When talking about any profession, most people tend to focus on the here and now. That's understandable. it's really important to know what's going on in the present tense. But you are missing out on some vital information if you never read and learn about the history of a profession. This applies to plumbing, in particular. You can really further your understanding of the profession by knowing how it began and what changes have been made over the years. That's why we sometimes reference the history of plumbing on this blog. We'll also dive into the future of the profession from time to time because, after all, you have to know where you're headed.
Modern advances in technology have allowed for a very high standard of living across America, and while many take little things for granted, including your sewer system when you need to install a new one, it becomes clear just how well thought out these processes really are. If you are building a new home or adjusting your old one and need a new sewer line installation, then you are probably hoping for a quick construction turnaround.

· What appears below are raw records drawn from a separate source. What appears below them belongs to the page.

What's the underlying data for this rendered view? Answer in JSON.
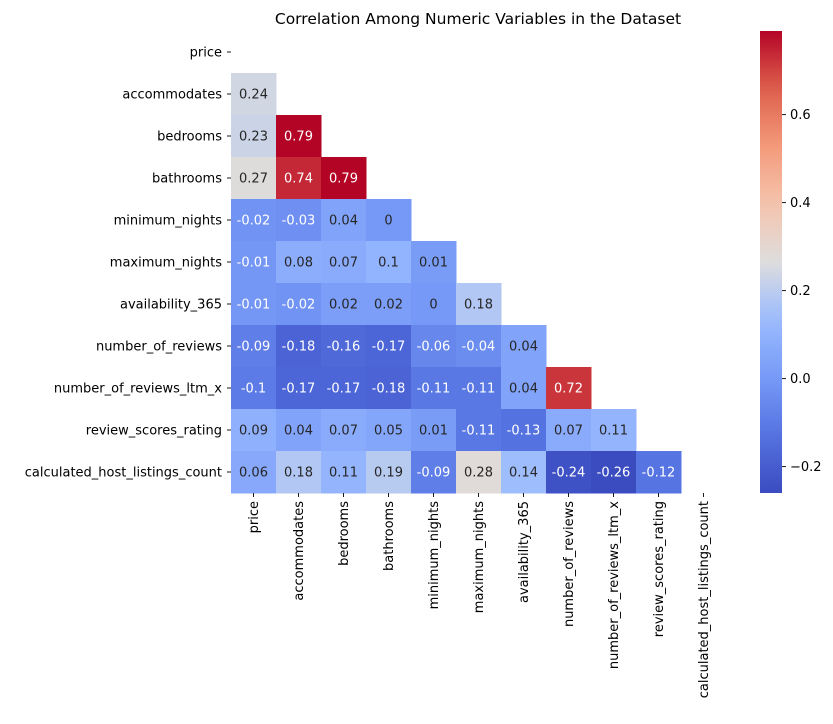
{
  "chart_data": {
    "type": "heatmap",
    "title": "Correlation Among Numeric Variables in the Dataset",
    "variables": [
      "price",
      "accommodates",
      "bedrooms",
      "bathrooms",
      "minimum_nights",
      "maximum_nights",
      "availability_365",
      "number_of_reviews",
      "number_of_reviews_ltm_x",
      "review_scores_rating",
      "calculated_host_listings_count"
    ],
    "mask": "upper triangle including diagonal",
    "values": [
      [],
      [
        0.24
      ],
      [
        0.23,
        0.79
      ],
      [
        0.27,
        0.74,
        0.79
      ],
      [
        -0.02,
        -0.03,
        0.04,
        0
      ],
      [
        -0.01,
        0.08,
        0.07,
        0.1,
        0.01
      ],
      [
        -0.01,
        -0.02,
        0.02,
        0.02,
        0,
        0.18
      ],
      [
        -0.09,
        -0.18,
        -0.16,
        -0.17,
        -0.06,
        -0.04,
        0.04
      ],
      [
        -0.1,
        -0.17,
        -0.17,
        -0.18,
        -0.11,
        -0.11,
        0.04,
        0.72
      ],
      [
        0.09,
        0.04,
        0.07,
        0.05,
        0.01,
        -0.11,
        -0.13,
        0.07,
        0.11
      ],
      [
        0.06,
        0.18,
        0.11,
        0.19,
        -0.09,
        0.28,
        0.14,
        -0.24,
        -0.26,
        -0.12
      ]
    ],
    "colormap": "coolwarm",
    "colorbar": {
      "min": -0.26,
      "max": 0.79,
      "ticks": [
        -0.2,
        0.0,
        0.2,
        0.4,
        0.6
      ],
      "tick_labels": [
        "−0.2",
        "0.0",
        "0.2",
        "0.4",
        "0.6"
      ]
    }
  }
}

While it certainly will not take as long as some of the other parts of the build, a sewer line installation can still chew up several days or longer, depending on environmental circumstances. After you understand the reasoning behind the precision involved in installing your sewer line, you will be thankful that you didn't have to do it on your own! Here is a brief rundown of the most important aspects that dictate how your sewer line is put in.
Winter, in a large portion of the country, is a very inhospitable time for all sorts of things, not the least of which is your sewer line. If your line is buried too shallow, then you can actually face the extremely unpleasant task of having frozen waste get built up in your pipes and cause thousands of dollars in damage. So, to avoid this, sewer line installation experts always make sure to figure out how deep the frost line is where they are. In some states, it can be quite shallow, due to mild winters, but in others, like Alaska, it can be much deeper. They also need to take into account how deep the main sewer line connection is due to the frost line and match that up with yours, which is not as simple as it sounds. Finding a sewer line underground, without breaking it, requires a careful touch.
Slow And Steady Angle
Apart from just the frost, you are also battling another, less obvious enemy when it comes to your sewer line connection: gravity. It is easy to assume there is some high-tech reason why your waste reaches the main sewer line, but for the most part, gravity will do all of the heavy lifting, which saves on power and maintenance costs, as long as it is installed right. After all, if the line becomes too flat and the waste just doesn't have the legs to get to the end anymore, then your contractor will have to dig up the entire trench and change it by only a few millimeters. Sewer line installations are done so well and precisely that this is almost never a problem that occurs in reality.
Packing It Proper
Loosely fitting ground over a recently covered-up trench that contains your sewer line is a recipe for trouble. Not only will dogs and wild animals find this easy to dig up, but it can present a problem with the growth of vegetation that you want to cover the obvious scar in the earth. Solidly packing everything into place once it is done in a way that there is no mound that could cause a trip (and also so that loose dirt doesn't shift) requires the touch of someone who has done it a thousand times before. It also means that the pipe itself is held together by gravity and the surrounding earth, so it will not shift if it gets a particularly heavy load. Making sure that the required decline in angle, mentioned above, does not cause problems with a bump in certain parts and a depression in others is also tricky.